The results clearly demonstrate the devastating effect that the loss of exclusivity for Lipitor has had on the top line and the bottom line. The company has seen revenues from Lipitor of well over $100 billion in the last 10 years and the loss of revenues for the first nine months of 2012 was in the region of $5.5 billion. In the US, authorized generics from Watson Pharmaceuticals (WPI) and Ranbaxy (OTC:RBXZF) entered the market in December 2011 and multi-source generic competition began in May 2012. In May 2012, Novartis (NYSE:NVS) launched a generic version in almost all the countries in Europe. At the end of 2011, Lipitor accounted for more than 14% of Pfizer's global revenue and there do not appear to be any drugs in the pipeline capable of compensating for the loss of revenues.
Over the past few years, growth has largely being driven by the $68 billion acquisition of Wyeth which made Pfizer the largest pharmaceutical company in the world by revenues and was followed by the acquisition of King Pharmaceuticals for $3.6 billion. At that time, 70% of drug sales had patent expirations of five years or less, including Lipitor and the diversification achieved by the acquisitions was supposed to ensure that no more than 10% of revenues were generated by any single product.
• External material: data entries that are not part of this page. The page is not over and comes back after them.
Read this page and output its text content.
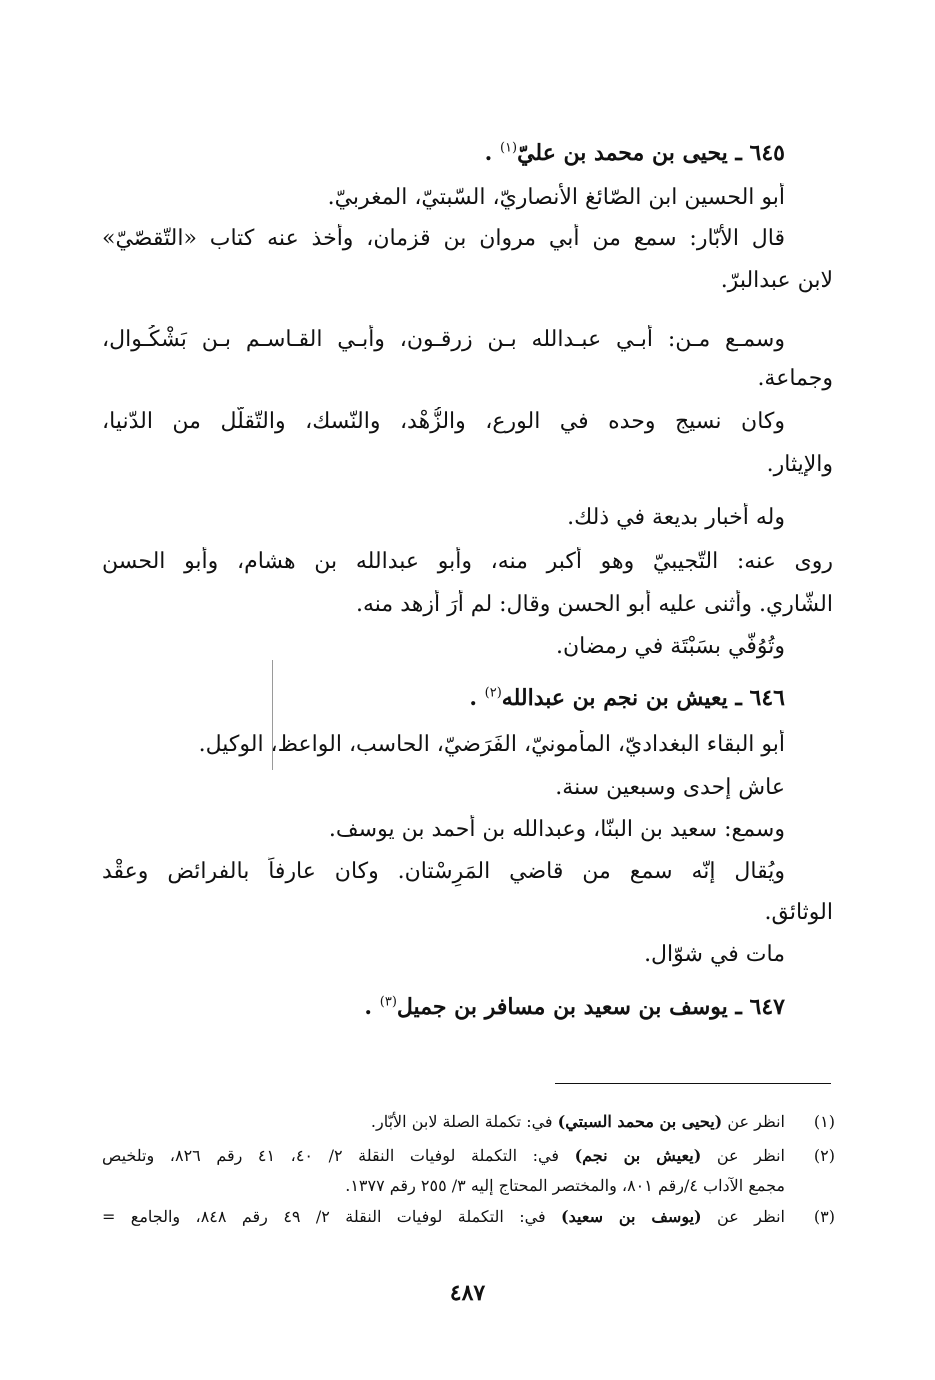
٦٤٥ ـ يحيى بن محمد بن عليّ$^{(١)}$ .
أبو الحسين ابن الصّائغ الأنصاريّ، السّبتيّ، المغربيّ.
قال الأَبّار: سمع من أبي مروان بن قزمان، وأخذ عنه كتاب «التّقصّيّ»
لابن عبدالبرّ.
وسمـع مـن: أبـي عبـدالله بـن زرقـون، وأبـي القـاسـم بـن بَشْكُـوال،
وجماعة.
وكان نسيج وحده في الورع، والزُّهْد، والنّسك، والتّقلُّل من الدّنيا،
والإيثار.
وله أخبار بديعة في ذلك.
روى عنه: التّجيبيّ وهو أكبر منه، وأبو عبدالله بن هشام، وأبو الحسن
الشّاري. وأثنى عليه أبو الحسن وقال: لم أرَ أزهد منه.
وتُوُفّي بسَبْتَة في رمضان.
٦٤٦ ـ يعيش بن نجم بن عبدالله$^{(٢)}$ .
أبو البقاء البغداديّ، المأمونيّ، الفَرَضيّ، الحاسب، الواعظ، الوكيل.
عاش إحدى وسبعين سنة.
وسمع: سعيد بن البنّا، وعبدالله بن أحمد بن يوسف.
ويُقال إنّه سمع من قاضي المَرِسْتان. وكان عارفاً بالفرائض وعقْد
الوثائق.
مات في شوّال.
٦٤٧ ـ يوسف بن سعيد بن مسافر بن جميل$^{(٣)}$ .
(١)
انظر عن (يحيى بن محمد السبتي) في: تكملة الصلة لابن الأبّار.
(٢)
انظر عن (يعيش بن نجم) في: التكملة لوفيات النقلة ٢/ ٤٠، ٤١ رقم ٨٢٦، وتلخيص
مجمع الآداب ٤/رقم ٨٠١، والمختصر المحتاج إليه ٣/ ٢٥٥ رقم ١٣٧٧.
(٣)
انظر عن (يوسف بن سعيد) في: التكملة لوفيات النقلة ٢/ ٤٩ رقم ٨٤٨، والجامع =
٤٨٧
Now the scenario has changed and Pfizer is planning to focus on human pharmaceuticals and divest its unrelated businesses. Frankly, I believe that it has handled its patent cliff problems very badly and really hasn't done enough despite having years on its hands to replace Lipitor revenues.
The company is financially strong and ended its third quarter with $24.3 billion in cash, equivalents and short term investments. The company has $38.6 billion in short and long term debt making for a net cash position of $14.3 billion. The current price/earnings ratio at Pfizer stands at around 19, which is higher than its peers like GlaxoSmithKline (NYSE:GSK), which trades at 13.5, and Eli Lilly (NYSE:LLY) at 13.2.
I think that for a company with shrinking revenues and no immediate growth prospects, Pfizer is overvalued, and the dividend yield of around 3.6% will not compensate for the poor prospects for capital appreciation because of the lack of growth potential. I believe investors should avoid buying Pfizer at this point in time.